Carnitas, at least according to the Michoacán-style, where the dish became popular, is when pork, lard, and salt are cooked, low-and-slow, in a cazo (a specialized cooking vessel just for carnitas), creating tender, caramelized pork that only time can achieve.

These are a handful of the best carnitas players in Los Angeles to get you started on your blissfully porky journey.

ZAMORA BROS (BOYLE HEIGHTS)

Snuggled between a laundromat and dental office, you will find Zamora Bros., which has some of the meatiest and most perfectly gelatinous chicharrones we have ever tasted, hands down.

The family-owned business has a piece of chicharrón for everyone’s taste buds: Do you seek a piece that’s less meat and all crunch? They have it. Do you prefer pieces that bear the perfect amount of fat on them? You guessed it, they have that, too.

Zamora’s pieces of salty pork belly are perfectly combined with a guacamole salsa, which adds some freshness to the hefty cut of chicharrón. For some spice, we recommend any of their salsas.

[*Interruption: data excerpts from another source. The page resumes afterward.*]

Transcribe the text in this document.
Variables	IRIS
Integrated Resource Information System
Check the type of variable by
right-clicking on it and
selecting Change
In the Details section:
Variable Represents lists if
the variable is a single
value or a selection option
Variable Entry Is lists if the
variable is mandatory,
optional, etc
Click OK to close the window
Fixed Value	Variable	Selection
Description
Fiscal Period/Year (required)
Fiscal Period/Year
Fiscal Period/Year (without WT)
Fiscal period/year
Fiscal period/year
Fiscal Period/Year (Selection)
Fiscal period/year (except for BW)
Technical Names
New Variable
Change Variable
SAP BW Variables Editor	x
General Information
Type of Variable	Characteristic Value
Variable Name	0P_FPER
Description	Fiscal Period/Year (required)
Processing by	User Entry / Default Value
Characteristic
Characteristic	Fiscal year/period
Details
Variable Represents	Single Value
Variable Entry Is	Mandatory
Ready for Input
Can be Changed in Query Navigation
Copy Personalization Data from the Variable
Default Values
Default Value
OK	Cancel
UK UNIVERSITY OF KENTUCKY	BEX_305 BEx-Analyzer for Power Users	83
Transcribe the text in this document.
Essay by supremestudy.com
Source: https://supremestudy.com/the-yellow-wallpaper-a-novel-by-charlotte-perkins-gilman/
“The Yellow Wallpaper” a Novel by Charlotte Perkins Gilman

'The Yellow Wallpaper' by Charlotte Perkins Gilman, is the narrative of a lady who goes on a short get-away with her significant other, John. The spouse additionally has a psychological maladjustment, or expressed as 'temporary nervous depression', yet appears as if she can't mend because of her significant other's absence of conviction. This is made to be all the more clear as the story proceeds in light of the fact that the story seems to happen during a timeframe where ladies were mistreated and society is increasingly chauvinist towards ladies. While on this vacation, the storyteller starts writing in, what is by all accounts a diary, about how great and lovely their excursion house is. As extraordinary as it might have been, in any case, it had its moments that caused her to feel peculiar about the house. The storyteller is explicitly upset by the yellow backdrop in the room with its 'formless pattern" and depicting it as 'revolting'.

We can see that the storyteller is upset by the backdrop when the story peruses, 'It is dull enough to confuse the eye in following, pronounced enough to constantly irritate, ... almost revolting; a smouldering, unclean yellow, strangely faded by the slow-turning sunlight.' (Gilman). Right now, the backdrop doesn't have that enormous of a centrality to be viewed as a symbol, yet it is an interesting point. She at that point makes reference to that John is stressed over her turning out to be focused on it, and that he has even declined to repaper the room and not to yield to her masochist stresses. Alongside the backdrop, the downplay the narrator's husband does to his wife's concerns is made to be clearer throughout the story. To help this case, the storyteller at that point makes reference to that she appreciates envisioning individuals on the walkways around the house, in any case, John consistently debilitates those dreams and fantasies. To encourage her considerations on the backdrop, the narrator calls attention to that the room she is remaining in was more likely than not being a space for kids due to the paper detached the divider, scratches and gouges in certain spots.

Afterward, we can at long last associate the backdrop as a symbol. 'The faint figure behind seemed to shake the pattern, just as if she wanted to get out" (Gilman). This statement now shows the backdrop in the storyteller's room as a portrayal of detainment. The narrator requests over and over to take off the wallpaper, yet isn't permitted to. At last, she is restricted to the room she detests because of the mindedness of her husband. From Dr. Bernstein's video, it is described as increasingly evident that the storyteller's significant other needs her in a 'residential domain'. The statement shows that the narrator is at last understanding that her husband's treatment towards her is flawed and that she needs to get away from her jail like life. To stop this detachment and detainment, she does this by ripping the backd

CANITAS EL ARTISTA (INGLEWOOD)

For true Michoacán-style carnitas, there are few options in the entirety of Los Angeles on par with Carnitas El Artista. Inglewood is fortunate to have this champion of confit pork, serving a family recipe for carnitas that is four generations old, stewed in traditional hefty copper pots for impeccable quality, and served with love and pride. Order pounds of these glistening hunks of juicy pork meat, with tortillas and salsa to complete your taco feast. Or simply order the carnitas by the taco and eat them on the spot.